Description Shi Ji 2016-09-29 20:42:11 UTC
Created attachment 12977 [details]
poc and stack trace

# Vulnerability
mujs node Null ptr dereference in jscompile.c

# Version
git head version

# Address Sanitizer Output
==14904== ERROR: AddressSanitizer: SEGV on unknown address 0x00000000 (pc 0x0807aac5 sp 0xbffff130 bp 0xbffff158 T0)
AddressSanitizer can not provide additional info.
    #0 0x807aac4 in cexit /home/puzzor/puzzor/mujs/jscompile.c:798
    #1 0x807cab4 in cstm /home/puzzor/puzzor/mujs/jscompile.c:1113
    #2 0x807c7c2 in cstm /home/puzzor/puzzor/mujs/jscompile.c:1094
    #3 0x807d30a in cstmlist /home/puzzor/puzzor/mujs/jscompile.c:1185
    #4 0x807e364 in cfunbody /home/puzzor/puzzor/mujs/jscompile.c:1304
    #5 0x80753d3 in newfun /home/puzzor/puzzor/mujs/jscompile.c:48
    #6 0x807e4ed in jsC_compile /home/puzzor/puzzor/mujs/jscompile.c:1320
    #7 0x805efc0 in js_loadstringx /home/puzzor/puzzor/mujs/jsstate.c:56
    #8 0x805f114 in js_loadstring /home/puzzor/puzzor/mujs/jsstate.c:70
    #9 0x805f371 in js_loadfile /home/puzzor/puzzor/mujs/jsstate.c:121
    #10 0x805f4d7 in js_dofile /home/puzzor/puzzor/mujs/jsstate.c:150
    #11 0x8049fbb in main /home/puzzor/puzzor/mujs/main.c:175
    #12 0xb6804a82 (/lib/i386-linux-gnu/libc.so.6+0x19a82)
    #13 0x8049560 in _start (/home/puzzor/puzzor/mujs/build/mujs+0x8049560)
SUMMARY: AddressSanitizer: SEGV /home/puzzor/puzzor/mujs/jscompile.c:798 cexit
==14904== ABORTING

# PoC
See poc

# Analysis
In cexit function, a "node" may have no parent, which may lead to a null ptr dereference.

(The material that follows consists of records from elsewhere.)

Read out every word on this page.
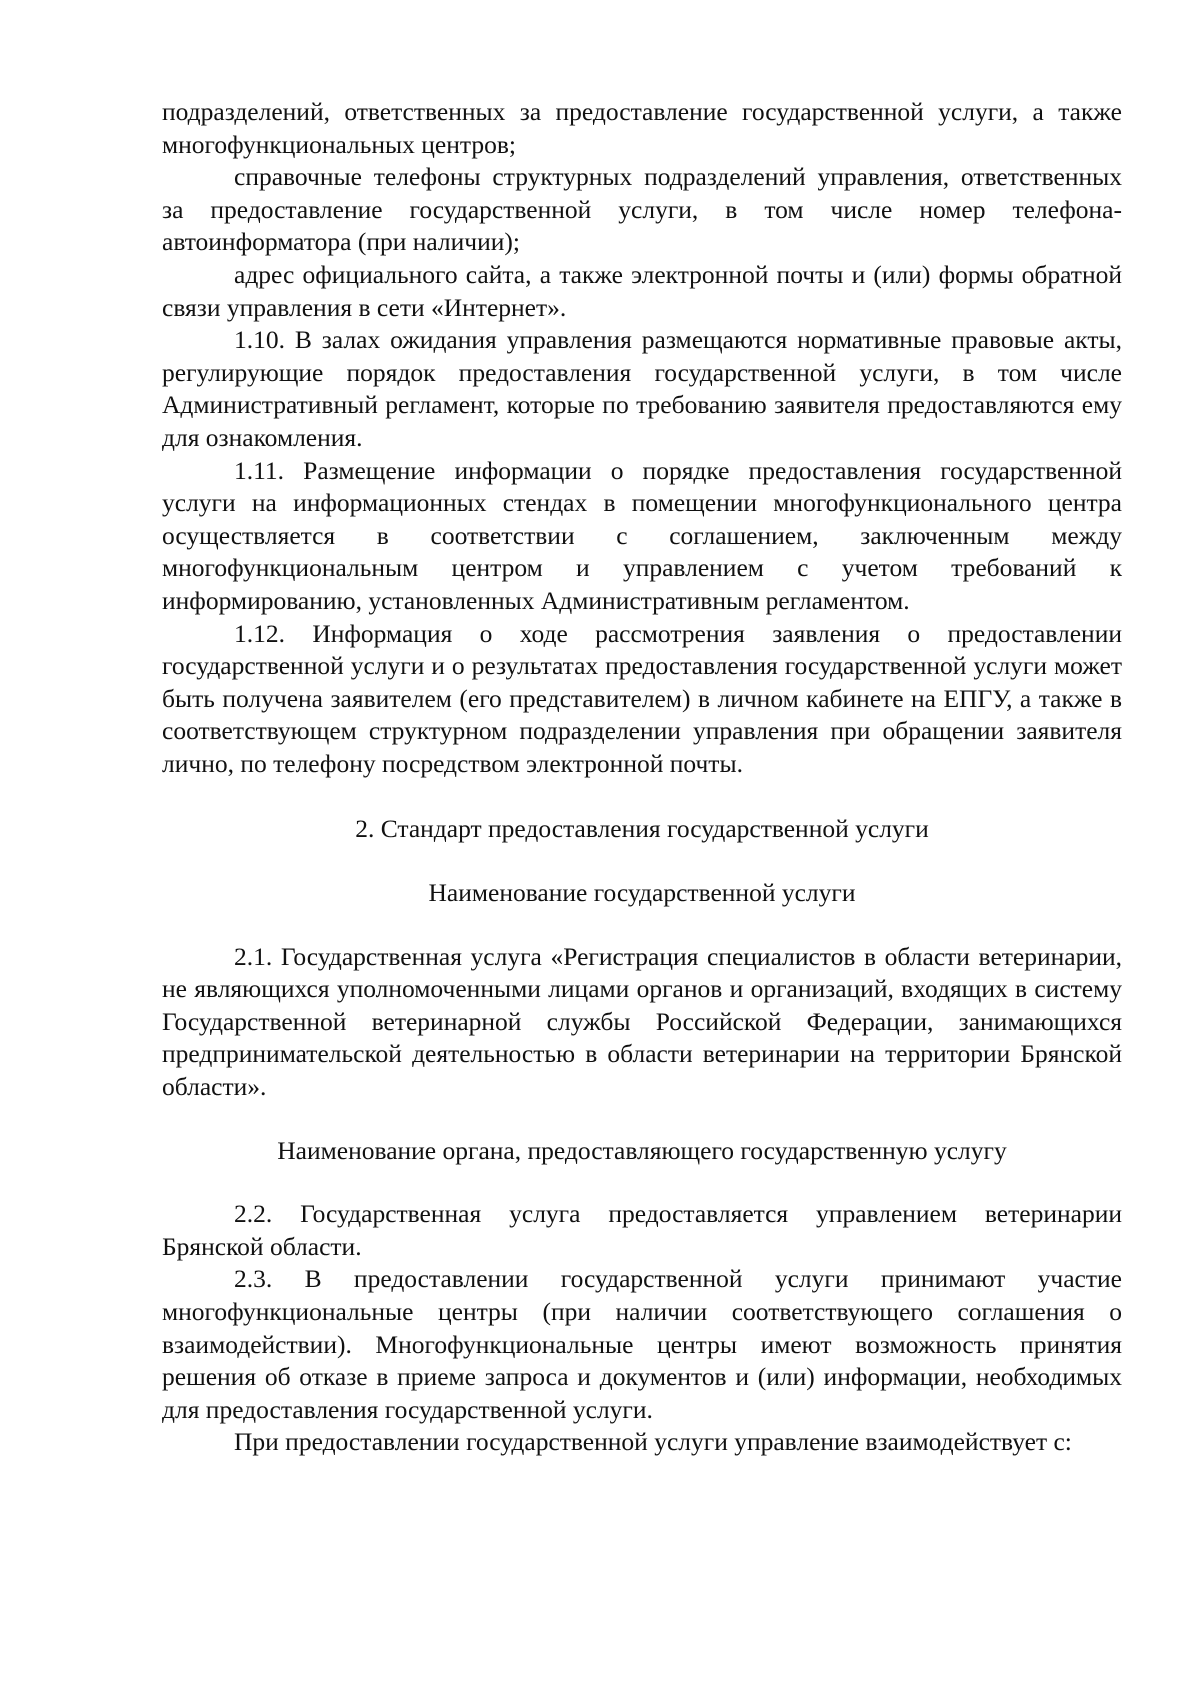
подразделений, ответственных за предоставление государственной услуги, а также многофункциональных центров;

справочные телефоны структурных подразделений управления, ответственных за предоставление государственной услуги, в том числе номер телефона-автоинформатора (при наличии);

адрес официального сайта, а также электронной почты и (или) формы обратной связи управления в сети «Интернет».

1.10. В залах ожидания управления размещаются нормативные правовые акты, регулирующие порядок предоставления государственной услуги, в том числе Административный регламент, которые по требованию заявителя предоставляются ему для ознакомления.

1.11. Размещение информации о порядке предоставления государственной услуги на информационных стендах в помещении многофункционального центра осуществляется в соответствии с соглашением, заключенным между многофункциональным центром и управлением с учетом требований к информированию, установленных Административным регламентом.

1.12. Информация о ходе рассмотрения заявления о предоставлении государственной услуги и о результатах предоставления государственной услуги может быть получена заявителем (его представителем) в личном кабинете на ЕПГУ, а также в соответствующем структурном подразделении управления при обращении заявителя лично, по телефону посредством электронной почты.

2. Стандарт предоставления государственной услуги

Наименование государственной услуги

2.1. Государственная услуга «Регистрация специалистов в области ветеринарии, не являющихся уполномоченными лицами органов и организаций, входящих в систему Государственной ветеринарной службы Российской Федерации, занимающихся предпринимательской деятельностью в области ветеринарии на территории Брянской области».

Наименование органа, предоставляющего государственную услугу

2.2. Государственная услуга предоставляется управлением ветеринарии Брянской области.

2.3. В предоставлении государственной услуги принимают участие многофункциональные центры (при наличии соответствующего соглашения о взаимодействии). Многофункциональные центры имеют возможность принятия решения об отказе в приеме запроса и документов и (или) информации, необходимых для предоставления государственной услуги.

При предоставлении государственной услуги управление взаимодействует с:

Try to check whether node->parent is null before reference it.

# Report Timeline
2016.09.30: Shi Ji(@Puzzor) discovered this issue

# Credit
Shi Ji(@Puzzor) of VARAS@IIE

# Repro
build with asan, run the poc with ./mujs poc
Comment 1 Shi Ji 2016-11-06 23:22:19 UTC
Any updates for this bug?
Comment 2 Tor Andersson 2016-11-07 04:37:18 UTC
Fixed in commit 5008105780c0b0182ea6eda83ad5598f225be3ee
Author: Tor Andersson <tor.andersson@artifex.com>
Date:   Wed Oct 26 14:31:53 2016 +0200

    Fix 697172: degenerate labeled break/continue statement.
    A labeled break statement will look for a matching label through
    its chain of parent statements. We start looking at the break statement
    though, so if the label is attached to the break, we'll return the break
    statement itself as a break target.
    Start looking for targets one level up instead.